Any Unicode 4.0 supplementary codepoints units in Strings are stored as
two char values (surrogates).
This means that Strings can potentially display as few as half as many
codepoint units as String.length() reports.
What do you mean under the "codepoint units" ? The javadocs do say
about "code points"(ranging U+0000 to U+10FFFF) as opposed to "code
units"(U+0000 to U+FFFF) as a means to represent "characters".
For Strings containing Unicode 4.0 supplementary codepoints the index
you must pass to charAt() no longer corresponds to the offset of the
codepoint unit in the visual representation of the String.

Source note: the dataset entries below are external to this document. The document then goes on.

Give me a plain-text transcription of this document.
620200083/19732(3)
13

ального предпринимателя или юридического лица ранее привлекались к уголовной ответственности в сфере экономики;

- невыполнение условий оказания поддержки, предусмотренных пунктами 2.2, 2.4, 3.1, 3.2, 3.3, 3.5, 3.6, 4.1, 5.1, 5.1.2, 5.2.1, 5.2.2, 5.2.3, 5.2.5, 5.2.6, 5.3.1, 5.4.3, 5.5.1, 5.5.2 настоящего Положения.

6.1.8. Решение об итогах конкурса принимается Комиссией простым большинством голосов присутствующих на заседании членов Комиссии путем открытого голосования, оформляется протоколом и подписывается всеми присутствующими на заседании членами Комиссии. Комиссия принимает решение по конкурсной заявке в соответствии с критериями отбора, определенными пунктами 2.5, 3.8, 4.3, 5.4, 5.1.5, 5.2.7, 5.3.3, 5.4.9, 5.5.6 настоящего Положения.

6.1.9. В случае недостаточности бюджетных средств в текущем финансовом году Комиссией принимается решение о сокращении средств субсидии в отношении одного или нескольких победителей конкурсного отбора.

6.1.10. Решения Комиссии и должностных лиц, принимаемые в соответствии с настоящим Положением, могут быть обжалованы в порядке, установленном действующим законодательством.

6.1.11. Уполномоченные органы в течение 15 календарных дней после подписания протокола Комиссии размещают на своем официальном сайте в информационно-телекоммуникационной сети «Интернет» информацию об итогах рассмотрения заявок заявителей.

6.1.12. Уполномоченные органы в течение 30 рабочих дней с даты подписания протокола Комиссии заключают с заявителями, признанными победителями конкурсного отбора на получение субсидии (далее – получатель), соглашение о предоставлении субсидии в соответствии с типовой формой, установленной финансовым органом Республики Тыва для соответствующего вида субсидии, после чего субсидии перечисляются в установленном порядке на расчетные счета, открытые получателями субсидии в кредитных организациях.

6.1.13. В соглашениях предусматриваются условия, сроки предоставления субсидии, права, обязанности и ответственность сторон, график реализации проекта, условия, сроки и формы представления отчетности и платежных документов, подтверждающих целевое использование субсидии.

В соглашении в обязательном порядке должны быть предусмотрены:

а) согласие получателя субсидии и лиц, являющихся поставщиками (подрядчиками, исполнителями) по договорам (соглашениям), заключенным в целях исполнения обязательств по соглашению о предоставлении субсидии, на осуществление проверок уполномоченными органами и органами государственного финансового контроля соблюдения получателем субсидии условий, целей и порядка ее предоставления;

Visual representation is absolutely irrelevant here. Codepoints may
split(1 codepoint may show as 2 glyfs) and combine, may not show at
all.
Let's say about characters (as listed in the big table of Unicode
characters at unicode.org).
You can use codePointAt() to get the 21-bit int value of codepoint units
in a String. When codePointAt() is called with the index of the first
surrogate of a Unicode 4.0 supplementary codepoint unit it returns the
21-bit int value of the entire pointcode unit (occupying the bytes at
index and at index+1 in the String). When codePointAt() is called with
the index of a "regular" Unicode codepoint it returns the 16-bit int
value of the pointcode unit numerically equivalent to the value charAt()
would return.
You again missed the point. The really interesting thing is the
meaning of the argument to codePointAt(i). Just returning the i-th
member of the internal char[] array converted to int(no matter how) is
either wrong or contradictory to common expectation.
I(if not most of us) use to think of a String as a *vector* of
*characters*,
where the n-th element is the n-th character. The opposite renders the
String methods like charAt(), substring(), indexOf() quite useless.
You'd say that the String now holds the UTF16-encoded data rather than
characters. Ok, agreed. No problem. But then what is the point of the
codePointAt()????
[not so logical stuff skipped]
Best Regards
P.S. Just trying to put some logic into the mess. May be wrong all
around.